Artist Has No Case Over Uprooted Flower Project

     CHICAGO (CN) – The creator of a living garden in downtown Chicago’s Grant Park cannot sue the park district for modifying his work, the 7th Circuit ruled.




     In 1984, the Chicago Park District granted Chapman Kelley, a painter and landscape artist, a permit to install a 66,000 square-foot garden titled “Wildflower Works.”
     The garden consists of “two enormous elliptical flower beds, each nearly as big as a football field, featuring a variety of native wildflowers and edged with a border of gravel and steel.” Around 50 species of self-sustaining wildflowers, designed to withstand Chicago’s harsh winters, are featured. The work cost Kelley between $80,000 and $152,000 to install.

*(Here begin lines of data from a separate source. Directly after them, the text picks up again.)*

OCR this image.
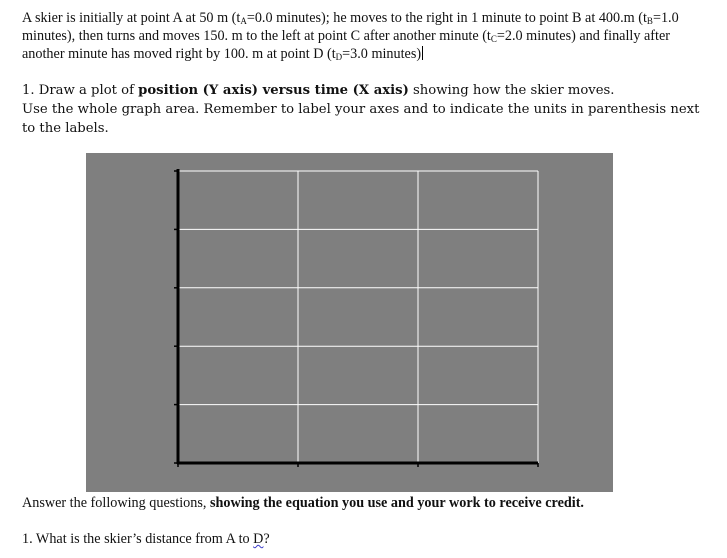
A skier is initially at point A at 50 m ($t_A=0.0$ minutes); he moves to the right in 1 minute to point B at 400.m ($t_B=1.0$ minutes), then turns and moves 150. m to the left at point C after another minute ($t_C=2.0$ minutes) and finally after another minute has moved right by 100. m at point D ($t_D=3.0$ minutes)
1. Draw a plot of position (Y axis) versus time (X axis) showing how the skier moves.
Use the whole graph area. Remember to label your axes and to indicate the units in parenthesis next to the labels.
Answer the following questions, showing the equation you use and your work to receive credit.
1. What is the skier’s distance from A to D?
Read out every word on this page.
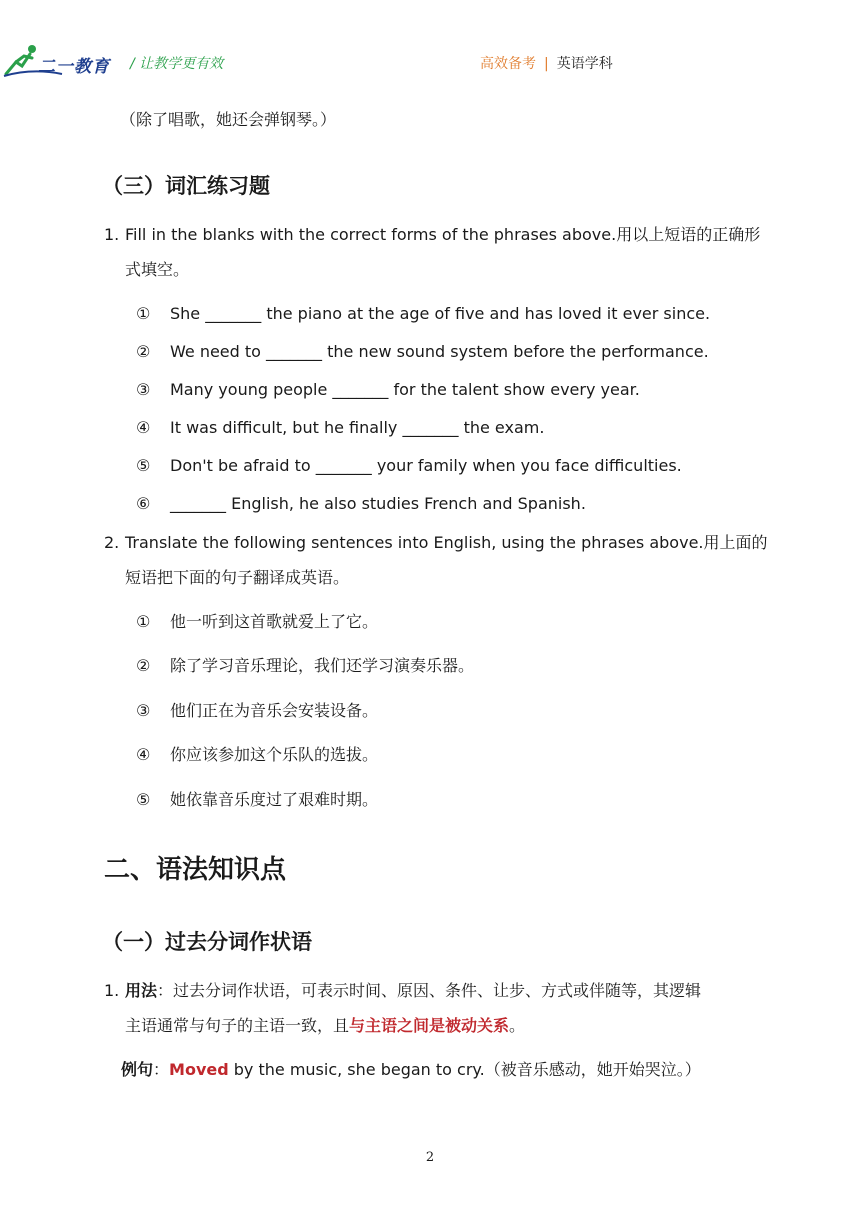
二一教育 / 让教学更有效	高效备考 | 英语学科
（除了唱歌，她还会弹钢琴。）
（三）词汇练习题
1. Fill in the blanks with the correct forms of the phrases above.用以上短语的正确形
式填空。
① She _______ the piano at the age of five and has loved it ever since.
② We need to _______ the new sound system before the performance.
③ Many young people _______ for the talent show every year.
④ It was difficult, but he finally _______ the exam.
⑤ Don't be afraid to _______ your family when you face difficulties.
⑥ _______ English, he also studies French and Spanish.
2. Translate the following sentences into English, using the phrases above.用上面的
短语把下面的句子翻译成英语。
① 他一听到这首歌就爱上了它。
② 除了学习音乐理论，我们还学习演奏乐器。
③ 他们正在为音乐会安装设备。
④ 你应该参加这个乐队的选拔。
⑤ 她依靠音乐度过了艰难时期。
二、语法知识点
（一）过去分词作状语
1. 用法：过去分词作状语，可表示时间、原因、条件、让步、方式或伴随等，其逻辑
主语通常与句子的主语一致，且与主语之间是被动关系。
例句：Moved by the music, she began to cry.（被音乐感动，她开始哭泣。）
2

     Four years after its installation, the park district decided to terminate the garden, prompting a First Amendment suit from Kelley. The park district settled, granting Kelley a one-year permit extension that was renewed each year until 1994, after which no permit was granted but the garden stayed in place.
     In 2004, Kelley and the president of Wildflower Works Inc. met with Park District Commissioner Margaret Burroughs. When asked whether they needed a new permit, Burroughs responded, “You’re still there, aren’t you? That’s all you need to do.”
     Three months later, the park district announced plans to modify the exhibit, citing inadequate maintenance and changes to Grant Park necessitated by the construction of the adjacent Millennium Park.
     The exhibit was cut in size to just under 30,000 square feet and the elliptical flower beds were replaced with rectangular ones.
     Kelley filed suit, alleging violations of the Visual Artists Rights Act of 1990 (VARA) and breach of contract established by his 2004 discussion with Burroughs.
     VARA amended the Copyright Act, “importing a limited version of the civil-law concept of the ‘moral right of the artist’ into our intellectual-property law,” Judge Diane Sykes wrote for the federal appeals panel. “VARA supplements general copyright protection; to qualify for moral rights under VARA, a work must first satisfy basic copyright standards.”
     The three-judge appellate affirmed U.S. District Judge David Coar’s ruling that the living garden is not copyrightable. Wildflower Works qualifies as a painting or sculpture, a necessary condition for VARA claims, but the work is not sufficiently original.
     Coar had also ruled that VARA categorically excludes site-specific art. Although the court expressed concerns about such a blanket finding, Sykes wrote that “a living garden lacks the kind of authorship and stable fixation normally required to support copyright.”
     The 7th Circuit reversed Coar’s judgment for Kelley on the breach of contract claim, for which Kelley was awarded $1 in damages, finding that individual commissioners could not bind the full board to a contract without approval.
Kelley was represented by Micah Marcus of Kirkland and Ellis.